In Focus: General Electric’s Pension Plan Assumptions
General Electric’s (GE) projected benefit obligation (or PBO) calculation takes into account the average years of service, the salary growth, and the discount rate.
Dec. 9 2016, Updated 8:05 a.m. ET
PBO assumptions
General Electric’s (GE) projected benefit obligation (or PBO) calculation takes into account the average years of service, the salary growth, and the discount rate. GE must discount its PBO with an appropriate discount rate to arrive at the current pension obligation on the balance sheet.
GE’s assumptions
As you can see in the above chart, General Electric’s (GE) discount rate used for PBO has come down gradually. This decline has occurred since the Federal Reserve has hit hard on the high interest rate regime during the past few years. This resulted in the PBO’s ballooning value, which limits the pension plan assets and generates a liability on the balance sheet.

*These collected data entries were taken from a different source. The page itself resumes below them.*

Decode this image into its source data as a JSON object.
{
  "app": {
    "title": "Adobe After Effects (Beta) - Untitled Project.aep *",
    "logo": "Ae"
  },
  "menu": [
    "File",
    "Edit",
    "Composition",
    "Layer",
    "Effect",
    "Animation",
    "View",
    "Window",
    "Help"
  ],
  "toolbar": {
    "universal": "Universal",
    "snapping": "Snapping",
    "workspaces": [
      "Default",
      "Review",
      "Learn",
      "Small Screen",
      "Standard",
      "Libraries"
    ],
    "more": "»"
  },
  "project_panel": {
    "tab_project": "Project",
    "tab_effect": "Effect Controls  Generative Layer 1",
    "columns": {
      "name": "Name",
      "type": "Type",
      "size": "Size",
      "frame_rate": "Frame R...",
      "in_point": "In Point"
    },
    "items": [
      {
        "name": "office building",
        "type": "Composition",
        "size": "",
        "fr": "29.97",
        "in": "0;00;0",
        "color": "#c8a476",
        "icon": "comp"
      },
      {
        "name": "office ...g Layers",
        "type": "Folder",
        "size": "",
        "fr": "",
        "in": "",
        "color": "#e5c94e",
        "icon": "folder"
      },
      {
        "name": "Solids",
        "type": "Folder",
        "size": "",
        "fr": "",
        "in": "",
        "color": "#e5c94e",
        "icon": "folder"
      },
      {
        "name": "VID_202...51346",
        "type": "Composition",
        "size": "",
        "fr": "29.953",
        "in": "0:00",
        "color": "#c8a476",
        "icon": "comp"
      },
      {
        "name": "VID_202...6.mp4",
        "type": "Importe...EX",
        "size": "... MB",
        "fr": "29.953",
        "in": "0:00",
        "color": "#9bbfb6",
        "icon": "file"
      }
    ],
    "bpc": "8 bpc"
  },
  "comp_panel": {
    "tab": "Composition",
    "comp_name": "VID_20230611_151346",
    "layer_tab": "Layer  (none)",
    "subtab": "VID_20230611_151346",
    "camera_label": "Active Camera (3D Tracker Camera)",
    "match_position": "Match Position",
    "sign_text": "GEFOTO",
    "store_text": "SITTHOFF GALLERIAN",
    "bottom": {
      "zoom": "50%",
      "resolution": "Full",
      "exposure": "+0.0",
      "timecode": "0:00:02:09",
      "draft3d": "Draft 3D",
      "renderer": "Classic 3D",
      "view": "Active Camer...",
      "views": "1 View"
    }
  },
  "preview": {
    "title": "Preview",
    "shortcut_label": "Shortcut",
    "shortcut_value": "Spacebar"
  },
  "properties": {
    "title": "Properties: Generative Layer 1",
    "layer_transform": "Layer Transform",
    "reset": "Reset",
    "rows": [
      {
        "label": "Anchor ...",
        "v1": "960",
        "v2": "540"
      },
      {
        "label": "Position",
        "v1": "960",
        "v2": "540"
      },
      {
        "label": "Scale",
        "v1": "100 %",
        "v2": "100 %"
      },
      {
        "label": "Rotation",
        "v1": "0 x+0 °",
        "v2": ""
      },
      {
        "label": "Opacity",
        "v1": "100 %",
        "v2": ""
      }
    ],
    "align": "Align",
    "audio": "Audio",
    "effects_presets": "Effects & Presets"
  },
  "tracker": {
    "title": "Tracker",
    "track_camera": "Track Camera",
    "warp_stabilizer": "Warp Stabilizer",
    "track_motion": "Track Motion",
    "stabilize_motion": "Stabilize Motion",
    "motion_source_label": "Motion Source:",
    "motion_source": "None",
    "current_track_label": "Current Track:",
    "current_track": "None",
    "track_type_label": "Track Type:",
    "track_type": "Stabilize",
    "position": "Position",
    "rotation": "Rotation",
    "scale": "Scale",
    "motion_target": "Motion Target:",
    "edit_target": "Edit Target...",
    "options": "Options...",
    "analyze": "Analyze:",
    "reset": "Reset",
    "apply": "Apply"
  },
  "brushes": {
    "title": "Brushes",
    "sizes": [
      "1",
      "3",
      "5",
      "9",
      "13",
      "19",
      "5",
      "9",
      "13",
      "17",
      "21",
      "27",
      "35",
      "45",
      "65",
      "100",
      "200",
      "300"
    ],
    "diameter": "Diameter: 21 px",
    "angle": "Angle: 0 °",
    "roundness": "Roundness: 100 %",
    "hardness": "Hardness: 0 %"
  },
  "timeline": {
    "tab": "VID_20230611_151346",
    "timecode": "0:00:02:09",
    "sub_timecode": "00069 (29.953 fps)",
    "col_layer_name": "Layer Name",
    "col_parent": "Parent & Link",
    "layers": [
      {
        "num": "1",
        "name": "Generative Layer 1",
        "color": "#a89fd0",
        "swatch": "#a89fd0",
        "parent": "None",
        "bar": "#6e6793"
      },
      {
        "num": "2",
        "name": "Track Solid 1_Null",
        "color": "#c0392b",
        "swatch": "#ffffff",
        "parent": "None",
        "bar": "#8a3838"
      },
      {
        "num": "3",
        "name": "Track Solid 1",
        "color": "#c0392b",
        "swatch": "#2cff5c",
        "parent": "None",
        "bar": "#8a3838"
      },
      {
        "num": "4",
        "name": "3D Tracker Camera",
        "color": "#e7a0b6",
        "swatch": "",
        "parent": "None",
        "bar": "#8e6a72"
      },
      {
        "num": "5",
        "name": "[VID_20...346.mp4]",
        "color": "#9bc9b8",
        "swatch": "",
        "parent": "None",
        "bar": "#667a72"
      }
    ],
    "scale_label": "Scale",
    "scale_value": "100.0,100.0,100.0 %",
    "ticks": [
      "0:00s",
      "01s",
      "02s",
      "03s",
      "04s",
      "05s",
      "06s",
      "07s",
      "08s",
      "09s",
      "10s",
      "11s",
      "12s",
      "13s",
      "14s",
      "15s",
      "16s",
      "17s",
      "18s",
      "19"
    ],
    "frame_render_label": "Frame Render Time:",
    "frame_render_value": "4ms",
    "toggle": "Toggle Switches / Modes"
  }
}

The discount rate assumption increased General Electric’s actuarial loss from $791.0 million in 2008 to $11.7 billion in 2014. However, GE recorded an actuarial gain of $4.0 billion in 2015, resulting from changes in its discount rate assumptions.
Is General Electric justified in its assumptions?
The expected return on a plan’s assets is the estimated long-term rate of return that will be earned on the investments used to fund the pension obligation. To arrive at the expected return on plan assets, General Electric (GE) considers the present and target composition of plan investments, its historical returns earned, and the company’s expectations about the future.
In our view, the assumption of a 7.5% rate of return seems to be a bit unrealistic. It was possible to achieve such a return when Treasury yields were 4% and not the current rate of 3.05%.[1. US 30-year Treasury yield] While the discount rate has dropped by 200 basis points since 2007, the expected return on investment has dropped by just 100 basis points. We believe this also needs a critical evaluation.
Even if we assume the fixed income to grow at the 30-year Treasury yield of 3%, the expected return on plan assets of 7.5% seems to be a bit stretched. According to a Forbes study, private equity in the US is expected to grow 10% in the long term.
Apart from General Electric, major players in the industrial space such as Boeing (BA), United Technologies (UTX), and Lockheed Martin (LMT) have more or less similar pension liability calculation assumptions.
Investors who prefer broad-based exposure to General Electric can opt for the iShares Global Industrials ETF (EXI). GE makes up 7.6% of EXI’s portfolio.